As AdSP são pessoas coletivas de direito público estabelecidas por lei com vista a assegurar, de forma autónoma, a gestão das infraestruturas portuárias de que estão encarregadas. Para o efeito, as AdSP dispõem de diversos recursos financeiros, entre os quais o produto das taxas que estão habilitadas a cobrar como contrapartida da concessão de acesso aos portos (a seguir «taxas portuárias»), da concessão de autorizações para operações portuárias (a seguir «taxas de autorização») e da outorga de concessões para áreas do domínio público e docas (a seguir «taxas de concessão»).

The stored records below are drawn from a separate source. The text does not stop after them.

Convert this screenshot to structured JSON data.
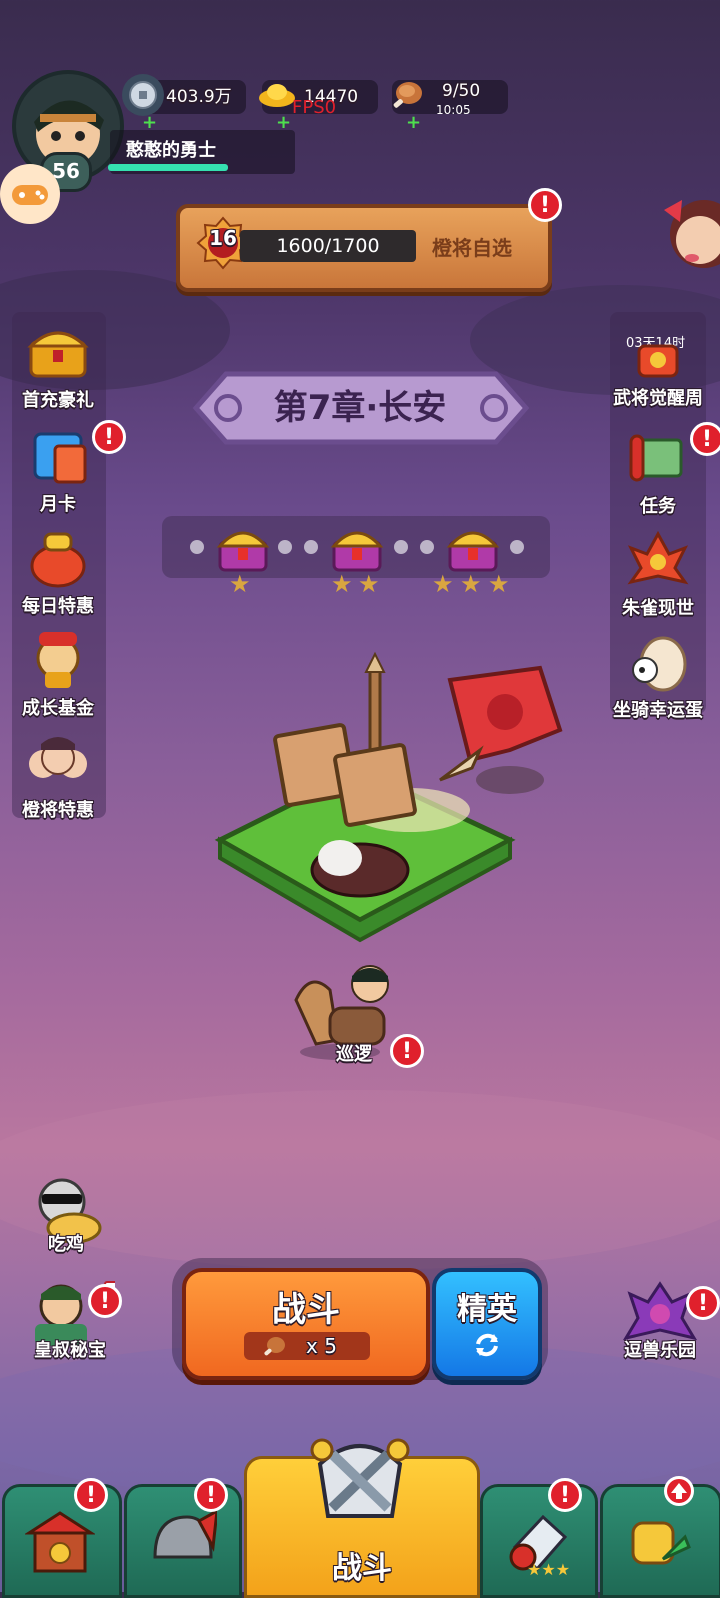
{
  "player": {
    "level": "56",
    "name": "憨憨的勇士"
  },
  "resources": {
    "silver": "403.9万",
    "gold": "14470",
    "fps": "FPS0",
    "stamina": "9/50",
    "stamina_timer": "10:05"
  },
  "banner": {
    "rank": "16",
    "progress": "1600/1700",
    "label": "橙将自选"
  },
  "chapter": {
    "title": "第7章·长安"
  },
  "left_menu": [
    "首充豪礼",
    "月卡",
    "每日特惠",
    "成长基金",
    "橙将特惠"
  ],
  "right_menu": {
    "timer": "03天14时",
    "items": [
      "武将觉醒周",
      "任务",
      "朱雀现世",
      "坐骑幸运蛋"
    ]
  },
  "patrol": {
    "label": "巡逻"
  },
  "bottom_left": [
    "吃鸡",
    "皇叔秘宝"
  ],
  "bottom_right": [
    "逗兽乐园"
  ],
  "fight": {
    "label": "战斗",
    "cost": "x 5"
  },
  "elite": {
    "label": "精英"
  },
  "nav": {
    "center_label": "战斗"
  },
  "badge_mark": "!",
  "colors": {
    "alert": "#e0202c",
    "fight": "#f06820",
    "elite": "#1478e6"
  }
}
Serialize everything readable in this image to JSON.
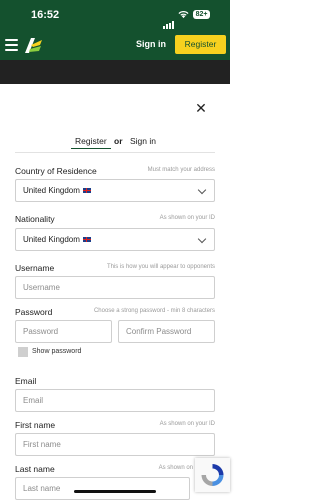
{
  "status_bar": {
    "time": "16:52",
    "battery": "82+"
  },
  "header": {
    "signin_label": "Sign in",
    "register_label": "Register"
  },
  "modal": {
    "close_glyph": "✕",
    "tabs": {
      "register": "Register",
      "or": "or",
      "signin": "Sign in"
    },
    "country": {
      "label": "Country of Residence",
      "hint": "Must match your address",
      "value": "United Kingdom"
    },
    "nationality": {
      "label": "Nationality",
      "hint": "As shown on your ID",
      "value": "United Kingdom"
    },
    "username": {
      "label": "Username",
      "hint": "This is how you will appear to opponents",
      "placeholder": "Username"
    },
    "password": {
      "label": "Password",
      "hint": "Choose a strong password - min 8 characters",
      "placeholder": "Password",
      "confirm_placeholder": "Confirm Password",
      "show_label": "Show password"
    },
    "email": {
      "label": "Email",
      "placeholder": "Email"
    },
    "first_name": {
      "label": "First name",
      "hint": "As shown on your ID",
      "placeholder": "First name"
    },
    "last_name": {
      "label": "Last name",
      "hint": "As shown on",
      "placeholder": "Last name"
    }
  },
  "colors": {
    "brand_green": "#14512e",
    "accent_yellow": "#f7d11f"
  },
  "icons": [
    "signal-icon",
    "wifi-icon",
    "battery-icon",
    "hamburger-icon",
    "logo-icon",
    "close-icon",
    "chevron-down-icon",
    "uk-flag-icon",
    "recaptcha-icon"
  ]
}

Na decisão impugnada, a Comissão considerou que as AdSP exercem atividades não económicas e atividades económicas, correspondendo estas últimas às três categorias de atividades que dão origem às taxas acima referidas. Nestas circunstâncias, a Comissão conclui que a isenção do IRES constitui um auxílio de Estado na aceção do artigo 107.°, n.° 1, TFUE, nos casos em que as AdSP exercem atividades económicas.

Apreciação do Tribunal Geral

Num primeiro momento, o Tribunal Geral examina o fundamento relativo à violação do artigo 107.°, n.° 1, TFUE, pelo qual as recorrentes criticam, em substância, a Comissão por ter erradamente considerado que algumas das atividades exercidas pelas AdSP têm natureza económica.

A este respeito, o Tribunal Geral sublinha, antes de mais, que a apreciação da Comissão não pode ser criticada por não ter tido em conta o estatuto jurídico das entidades em questão. Com efeito, como resulta de jurisprudência constante, o artigo 107.°, n.° 1, TFUE é aplicável a qualquer empresa, entendida como entidade que exerce uma atividade económica, independentemente do seu estatuto jurídico e do seu modo de financiamento.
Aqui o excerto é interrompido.